O Centro-Oeste, região que foi praticamente abandonada pelos investimentos oficiais desde a inesquecível passagem de Juscelino Kubitschek pela Presidência da República, teve um crescimento expressivo graças à revolução espontânea que aconteceu no setor primário. Em Goiás, o processo industrial é recente mas vive uma fase de constante expansão, com a criação de novos pólos de desenvolvimento que influenciam o crescimento de municípios periféricos. O grupo Perdigão está instalando o seu complexo agroindustrial na região de Rio Verde, enquanto já temos a garantia da presença da Vicunha em Anápolis e aguardamos a confirmação praticamente assegurada dos grupos japoneses Honda e Mitsubishi. 

Mas não é só isso, senhoras e senhores Senadores. O noticiário econômico de hoje traz a informação de que quatro outras montadoras deverão vir para Goiás. Da China viriam fábricas de tratores, de empilhadeiras e de motocicletas, e da Argentina viria uma fábrica de tratores, a Vitoy.

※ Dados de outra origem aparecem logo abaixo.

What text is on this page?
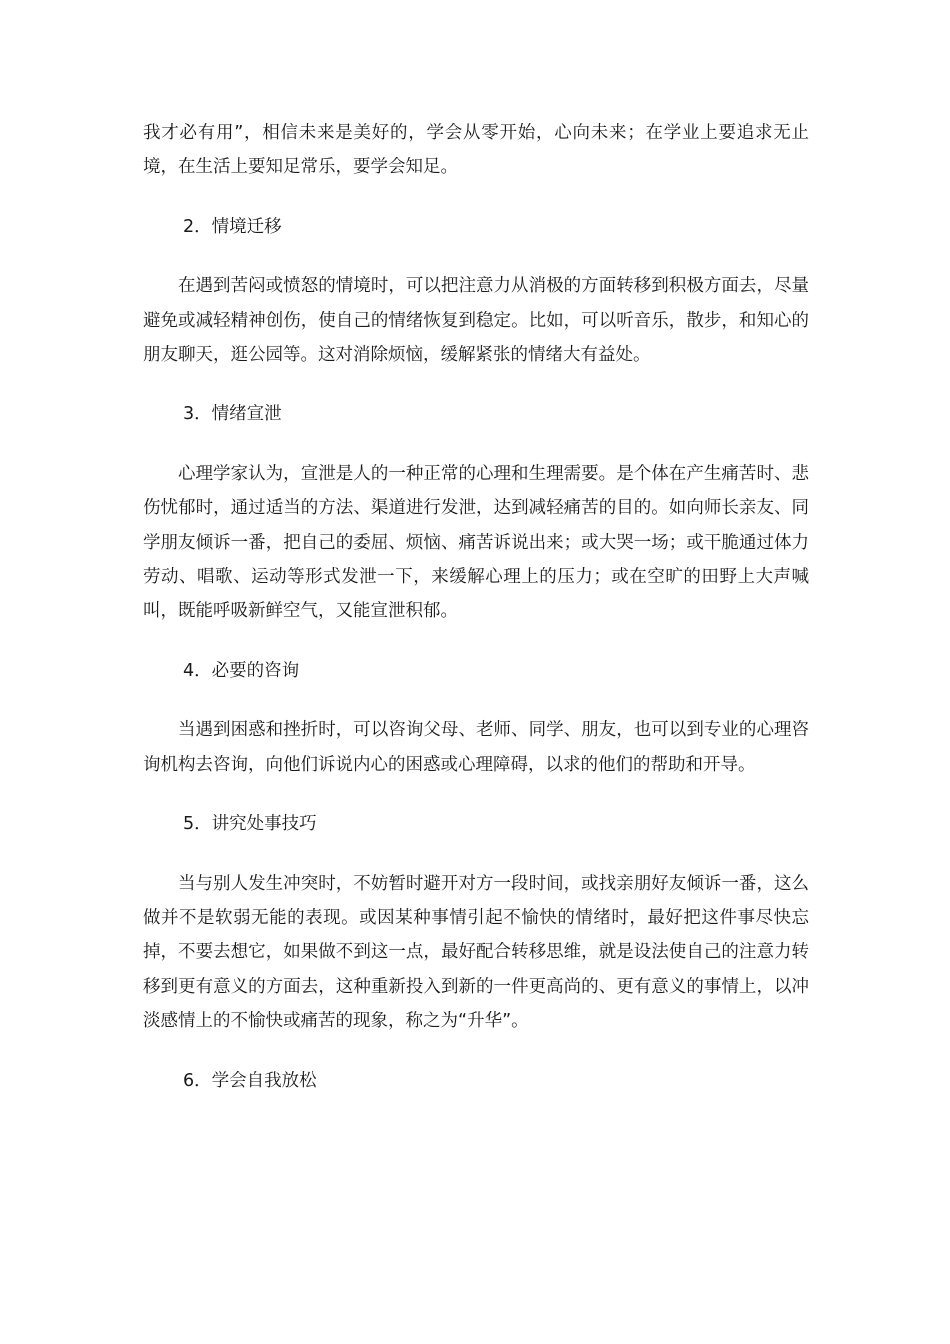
我才必有用”，相信未来是美好的，学会从零开始，心向未来；在学业上要追求无止境，在生活上要知足常乐，要学会知足。

2．情境迁移

在遇到苦闷或愤怒的情境时，可以把注意力从消极的方面转移到积极方面去，尽量避免或减轻精神创伤，使自己的情绪恢复到稳定。比如，可以听音乐，散步，和知心的朋友聊天，逛公园等。这对消除烦恼，缓解紧张的情绪大有益处。

3．情绪宣泄

心理学家认为，宣泄是人的一种正常的心理和生理需要。是个体在产生痛苦时、悲伤忧郁时，通过适当的方法、渠道进行发泄，达到减轻痛苦的目的。如向师长亲友、同学朋友倾诉一番，把自己的委屈、烦恼、痛苦诉说出来；或大哭一场；或干脆通过体力劳动、唱歌、运动等形式发泄一下，来缓解心理上的压力；或在空旷的田野上大声喊叫，既能呼吸新鲜空气，又能宣泄积郁。

4．必要的咨询

当遇到困惑和挫折时，可以咨询父母、老师、同学、朋友，也可以到专业的心理咨询机构去咨询，向他们诉说内心的困惑或心理障碍，以求的他们的帮助和开导。

5．讲究处事技巧

当与别人发生冲突时，不妨暂时避开对方一段时间，或找亲朋好友倾诉一番，这么做并不是软弱无能的表现。或因某种事情引起不愉快的情绪时，最好把这件事尽快忘掉，不要去想它，如果做不到这一点，最好配合转移思维，就是设法使自己的注意力转移到更有意义的方面去，这种重新投入到新的一件更高尚的、更有意义的事情上，以冲淡感情上的不愉快或痛苦的现象，称之为“升华”。

6．学会自我放松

E o mais importante é que das 25 montadoras que pretendem instalar-se no país, com quase três bilhões de dólares em investimentos diretos, nenhuma delas está procurando os Estados do eixo econômico Centro-Sul. Estão aí os indícios reais de que a interiorização do desenvolvimento já não é apenas um sonho.

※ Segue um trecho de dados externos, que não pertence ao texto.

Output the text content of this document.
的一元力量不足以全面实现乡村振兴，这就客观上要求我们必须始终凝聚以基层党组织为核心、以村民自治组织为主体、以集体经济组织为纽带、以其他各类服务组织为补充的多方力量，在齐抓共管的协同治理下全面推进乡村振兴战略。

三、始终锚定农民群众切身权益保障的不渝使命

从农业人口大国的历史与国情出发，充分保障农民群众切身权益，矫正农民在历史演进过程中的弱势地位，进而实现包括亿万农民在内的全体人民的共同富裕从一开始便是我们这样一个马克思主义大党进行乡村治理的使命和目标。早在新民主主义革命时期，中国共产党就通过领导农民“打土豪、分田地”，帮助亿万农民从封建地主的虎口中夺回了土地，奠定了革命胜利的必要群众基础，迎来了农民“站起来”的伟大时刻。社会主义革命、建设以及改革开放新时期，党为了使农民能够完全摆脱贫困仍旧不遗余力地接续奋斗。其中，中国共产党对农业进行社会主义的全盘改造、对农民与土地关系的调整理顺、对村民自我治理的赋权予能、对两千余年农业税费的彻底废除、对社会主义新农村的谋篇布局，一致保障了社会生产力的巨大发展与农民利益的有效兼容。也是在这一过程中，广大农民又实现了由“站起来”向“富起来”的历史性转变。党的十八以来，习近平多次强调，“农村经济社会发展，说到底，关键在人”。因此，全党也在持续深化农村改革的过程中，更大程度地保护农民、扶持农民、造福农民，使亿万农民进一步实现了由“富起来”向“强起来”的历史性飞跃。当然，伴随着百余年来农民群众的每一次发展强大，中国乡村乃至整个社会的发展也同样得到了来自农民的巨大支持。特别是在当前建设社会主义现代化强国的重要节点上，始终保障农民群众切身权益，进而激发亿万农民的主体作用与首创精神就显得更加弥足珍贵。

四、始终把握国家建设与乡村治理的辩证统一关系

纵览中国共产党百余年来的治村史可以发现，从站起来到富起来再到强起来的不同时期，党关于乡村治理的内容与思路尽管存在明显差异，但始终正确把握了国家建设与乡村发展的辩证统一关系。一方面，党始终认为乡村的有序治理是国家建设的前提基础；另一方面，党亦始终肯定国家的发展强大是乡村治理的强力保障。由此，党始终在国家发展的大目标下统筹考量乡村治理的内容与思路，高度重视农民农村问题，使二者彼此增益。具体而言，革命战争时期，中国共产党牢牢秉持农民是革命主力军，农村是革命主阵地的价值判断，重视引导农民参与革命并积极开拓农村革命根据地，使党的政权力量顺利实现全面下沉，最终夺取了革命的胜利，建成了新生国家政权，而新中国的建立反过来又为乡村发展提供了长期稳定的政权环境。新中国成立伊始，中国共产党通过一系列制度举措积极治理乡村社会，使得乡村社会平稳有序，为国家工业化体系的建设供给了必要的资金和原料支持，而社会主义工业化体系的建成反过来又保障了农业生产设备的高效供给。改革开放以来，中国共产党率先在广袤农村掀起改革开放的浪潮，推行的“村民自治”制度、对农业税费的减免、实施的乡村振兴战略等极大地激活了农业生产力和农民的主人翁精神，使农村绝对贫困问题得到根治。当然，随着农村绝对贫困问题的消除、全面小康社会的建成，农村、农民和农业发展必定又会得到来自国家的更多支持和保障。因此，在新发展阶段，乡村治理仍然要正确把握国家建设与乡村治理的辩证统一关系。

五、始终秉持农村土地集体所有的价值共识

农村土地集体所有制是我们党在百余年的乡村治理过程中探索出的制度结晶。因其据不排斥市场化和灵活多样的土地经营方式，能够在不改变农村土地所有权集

É uma alegria muito grande constatar que a onda de desconcentração dos investimentos ganha adeptos de peso como o senador Artur da Távola, este notável intelectual que honra o Senado e a quem considero o mais urbano de nossos colegas. Expoente dos meios culturais do Rio de Janeiro, onde nasceu e construiu sua vida de homem público, é ele que vem pregar, como fez na última segunda-feira, uma política de incentivos para a agroindústria, com o objetivo de gerar empregos e fixar o homem nos pequenos e médios centros urbanos. Não posso deixar de aplaudir uma posição de tanta sensibilidade e altruísmo para um problema que é muito mais do Brasil que do Rio de Janeiro. São exemplos como o do senador Artur da Távola que recompensam o exercício da atividade política.

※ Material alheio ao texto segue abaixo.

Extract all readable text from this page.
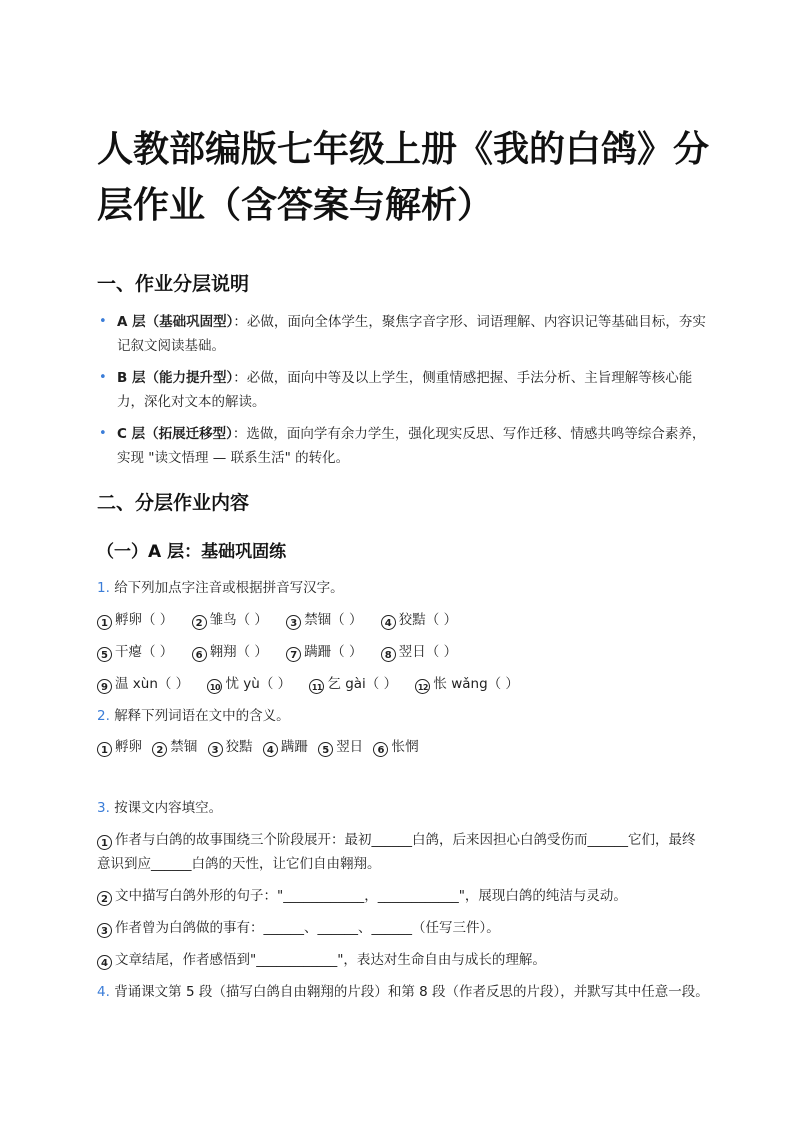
人教部编版七年级上册《我的白鸽》分层作业（含答案与解析）
一、作业分层说明
• A 层（基础巩固型）：必做，面向全体学生，聚焦字音字形、词语理解、内容识记等基础目标，夯实记叙文阅读基础。
• B 层（能力提升型）：必做，面向中等及以上学生，侧重情感把握、手法分析、主旨理解等核心能力，深化对文本的解读。
• C 层（拓展迁移型）：选做，面向学有余力学生，强化现实反思、写作迁移、情感共鸣等综合素养，实现 "读文悟理 — 联系生活" 的转化。
二、分层作业内容
（一）A 层：基础巩固练
1. 给下列加点字注音或根据拼音写汉字。
1 孵卵（ ） 2 雏鸟（ ） 3 禁锢（ ） 4 狡黠（ ）
5 干瘪（ ） 6 翱翔（ ） 7 蹒跚（ ） 8 翌日（ ）
9 温 xùn（ ）	10 忧 yù（ ）	11 乞 gài（ ）	12 怅 wǎng（ ）
2. 解释下列词语在文中的含义。
1 孵卵 2 禁锢 3 狡黠 4 蹒跚 5 翌日 6 怅惘
3. 按课文内容填空。
1 作者与白鸽的故事围绕三个阶段展开：最初______白鸽，后来因担心白鸽受伤而______它们，最终意识到应______白鸽的天性，让它们自由翱翔。
2 文中描写白鸽外形的句子："____________，____________"，展现白鸽的纯洁与灵动。
3 作者曾为白鸽做的事有：______、______、______（任写三件）。
4 文章结尾，作者感悟到"____________"，表达对生命自由与成长的理解。
4. 背诵课文第 5 段（描写白鸽自由翱翔的片段）和第 8 段（作者反思的片段），并默写其中任意一段。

A proposta do nobre Senador pelo Rio de Janeiro é de extrema oportunidade, numa análise realista sobre o que está ocorrendo no país. Temos um fenômeno migratório espontâneo em busca de novas fronteiras de desenvolvimento localizadas na Amazônia e no Centro-Oeste. No médio e longo prazos, esse movimento vai contribuir para aliviar as pressões sociais sobre as cidades de grande porte e ocupar os grandes espaços vazios do território nacional. É preciso, porém, no meu entender, refletir rapidamente sobre o lado preocupante da questão, que seria o deslocamento dos problemas das megalópoles para as cidades do interior. E é por isso que defendo e continuarei defendendo uma política municipalista. Não basta induzir a desconcentração, mas fazer com que ela seja acompanhada de investimentos na infra-estrutura econômica e social. Não podemos repetir o fracasso da Transamazônica. Não basta a inversão dos movimentos migratórios, mas inverter também as prioridades dos investimentos que são de responsabilidade do Estado.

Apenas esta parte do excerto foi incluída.